Ever wonder how a nasal spray can treat a brain hemorrhage?

It may seem that the simple act of walking, running, or talking are anything but extraordinary; however, there is one extraordinary thing at the center of it all and that is your brain. Our brains allow us to move and function on a regular basis, giving us every opportunity to challenge ourselves intellectually and physically.

Keeping in mind (no pun intended) just how important the well-being of our brain is, it might come as a shock that 13 percent of strokes are caused by a brain hemorrhage. In fact, according to the National Stroke Association, 15 percent of all strokes are considered hemorrhagic.

What is a hemorrhagic stroke? To put it simply, a hemorrhagic stroke is caused by a weakened blood vessel in which blood eventually moves into and around the brain. This can cause severe swelling and pressure to the brain, ultimately damaging cells and tissue.

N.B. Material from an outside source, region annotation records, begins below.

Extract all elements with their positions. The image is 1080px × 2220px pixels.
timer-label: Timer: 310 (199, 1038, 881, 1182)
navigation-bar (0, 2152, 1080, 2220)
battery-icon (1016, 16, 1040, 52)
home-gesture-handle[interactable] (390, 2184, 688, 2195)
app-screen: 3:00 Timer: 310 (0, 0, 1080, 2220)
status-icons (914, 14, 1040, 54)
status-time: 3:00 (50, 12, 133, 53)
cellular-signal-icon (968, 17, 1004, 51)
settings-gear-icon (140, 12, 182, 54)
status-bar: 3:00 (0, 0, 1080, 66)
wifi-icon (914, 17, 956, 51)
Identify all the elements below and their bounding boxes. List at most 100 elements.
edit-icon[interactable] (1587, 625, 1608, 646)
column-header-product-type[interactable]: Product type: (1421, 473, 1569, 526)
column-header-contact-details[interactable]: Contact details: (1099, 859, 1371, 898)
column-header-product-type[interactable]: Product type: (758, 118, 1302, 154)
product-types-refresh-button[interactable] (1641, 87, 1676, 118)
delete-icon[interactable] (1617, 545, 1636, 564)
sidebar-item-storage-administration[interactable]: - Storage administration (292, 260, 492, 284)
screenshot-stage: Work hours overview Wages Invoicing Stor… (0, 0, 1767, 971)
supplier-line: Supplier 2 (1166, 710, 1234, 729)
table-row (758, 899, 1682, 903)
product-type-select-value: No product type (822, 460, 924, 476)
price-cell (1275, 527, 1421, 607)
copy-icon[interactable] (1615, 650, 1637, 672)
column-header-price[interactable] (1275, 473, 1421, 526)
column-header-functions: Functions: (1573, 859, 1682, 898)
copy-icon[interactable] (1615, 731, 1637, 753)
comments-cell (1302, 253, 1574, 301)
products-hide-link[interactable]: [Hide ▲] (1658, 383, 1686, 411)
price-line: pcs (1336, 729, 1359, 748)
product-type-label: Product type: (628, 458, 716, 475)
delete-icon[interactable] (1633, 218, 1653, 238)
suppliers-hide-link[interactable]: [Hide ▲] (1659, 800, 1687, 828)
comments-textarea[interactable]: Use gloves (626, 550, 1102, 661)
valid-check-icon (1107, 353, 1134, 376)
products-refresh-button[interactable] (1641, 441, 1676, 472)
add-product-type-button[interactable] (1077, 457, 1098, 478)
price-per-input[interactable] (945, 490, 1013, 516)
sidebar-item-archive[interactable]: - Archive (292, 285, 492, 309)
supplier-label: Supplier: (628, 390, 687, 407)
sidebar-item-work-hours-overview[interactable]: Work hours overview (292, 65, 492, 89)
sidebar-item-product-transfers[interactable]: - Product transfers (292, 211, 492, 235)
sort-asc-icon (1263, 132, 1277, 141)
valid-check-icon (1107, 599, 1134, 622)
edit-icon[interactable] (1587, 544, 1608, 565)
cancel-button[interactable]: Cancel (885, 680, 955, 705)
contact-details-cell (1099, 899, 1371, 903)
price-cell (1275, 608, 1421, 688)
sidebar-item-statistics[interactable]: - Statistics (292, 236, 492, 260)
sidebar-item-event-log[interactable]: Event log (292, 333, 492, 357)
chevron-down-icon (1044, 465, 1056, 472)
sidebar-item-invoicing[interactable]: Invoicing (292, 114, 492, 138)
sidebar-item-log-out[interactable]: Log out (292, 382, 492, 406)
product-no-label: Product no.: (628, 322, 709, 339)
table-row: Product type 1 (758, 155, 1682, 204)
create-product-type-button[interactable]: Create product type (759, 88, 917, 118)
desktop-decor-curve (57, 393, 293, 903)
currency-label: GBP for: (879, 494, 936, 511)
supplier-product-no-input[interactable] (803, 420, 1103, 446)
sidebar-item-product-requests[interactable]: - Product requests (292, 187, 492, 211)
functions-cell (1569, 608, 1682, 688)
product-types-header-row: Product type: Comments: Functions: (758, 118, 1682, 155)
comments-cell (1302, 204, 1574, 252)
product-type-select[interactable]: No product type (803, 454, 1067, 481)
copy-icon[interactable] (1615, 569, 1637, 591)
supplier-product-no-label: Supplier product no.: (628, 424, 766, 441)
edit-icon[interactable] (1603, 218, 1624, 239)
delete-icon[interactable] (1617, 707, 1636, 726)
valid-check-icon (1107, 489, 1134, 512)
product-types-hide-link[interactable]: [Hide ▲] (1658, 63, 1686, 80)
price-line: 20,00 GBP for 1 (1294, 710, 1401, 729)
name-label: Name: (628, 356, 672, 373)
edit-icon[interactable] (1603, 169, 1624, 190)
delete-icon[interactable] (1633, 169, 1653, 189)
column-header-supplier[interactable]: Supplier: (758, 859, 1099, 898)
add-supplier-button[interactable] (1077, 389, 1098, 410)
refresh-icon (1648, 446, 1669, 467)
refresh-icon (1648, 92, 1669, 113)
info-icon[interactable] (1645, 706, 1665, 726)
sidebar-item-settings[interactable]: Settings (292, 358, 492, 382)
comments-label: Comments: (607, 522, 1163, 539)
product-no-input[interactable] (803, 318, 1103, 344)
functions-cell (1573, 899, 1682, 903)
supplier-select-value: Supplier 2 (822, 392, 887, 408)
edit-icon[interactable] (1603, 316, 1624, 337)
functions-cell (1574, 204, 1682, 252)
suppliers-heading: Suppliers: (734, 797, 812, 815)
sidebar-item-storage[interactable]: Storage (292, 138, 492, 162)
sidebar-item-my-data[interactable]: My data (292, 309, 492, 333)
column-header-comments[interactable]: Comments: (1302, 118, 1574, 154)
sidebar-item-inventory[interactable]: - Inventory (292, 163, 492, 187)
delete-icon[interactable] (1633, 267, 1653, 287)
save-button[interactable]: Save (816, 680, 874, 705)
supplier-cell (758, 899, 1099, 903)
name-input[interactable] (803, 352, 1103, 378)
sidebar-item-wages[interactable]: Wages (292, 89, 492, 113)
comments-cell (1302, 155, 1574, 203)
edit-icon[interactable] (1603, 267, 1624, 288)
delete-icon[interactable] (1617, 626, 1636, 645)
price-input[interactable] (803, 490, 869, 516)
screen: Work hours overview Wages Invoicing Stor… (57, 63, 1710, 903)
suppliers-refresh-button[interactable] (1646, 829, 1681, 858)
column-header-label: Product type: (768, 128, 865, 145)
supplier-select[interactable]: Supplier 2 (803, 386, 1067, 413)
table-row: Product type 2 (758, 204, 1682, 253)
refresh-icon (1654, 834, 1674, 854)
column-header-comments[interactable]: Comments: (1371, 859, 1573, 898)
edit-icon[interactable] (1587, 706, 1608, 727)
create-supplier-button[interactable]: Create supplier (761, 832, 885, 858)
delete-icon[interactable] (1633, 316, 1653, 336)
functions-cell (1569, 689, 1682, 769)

So, what can be done and can this be prevented? Well, according to Loma Linda University’s Dr. John Zhang and his team, the key to healing may be in a nasal spray. That’s right, a nasal spray. Preliminary lab testing suggests that the human protein — osteopontin — could prevent cell death, reduce swelling, and improve brain function in patients suffering from a stroke. This would be a first for brain hemorrhage treatment and steps forward in advancing research with the help of Vision 2020.

Through Vision 2020 we are on a quest to help Loma Linda University Health’s researchers in their pursuit of new discoveries and answers to some of life’s complex illnesses. Our vision is to create a healthier tomorrow that benefits the community and impacts the world.

The National Institutes of Health (NIH) recently awarded a $6 million grant to Dr. Zhang and his team with the goal of establishing a Center for Brain Hemorrhage Research. A highly competitive and prestigious grant, this will offer the opportunity for Dr. Zhang to further his research in stroke prevention and treatment.

“By emphasizing research that has the potential to be translated to clinical management, we are pushing stroke research forward,” Zhang says.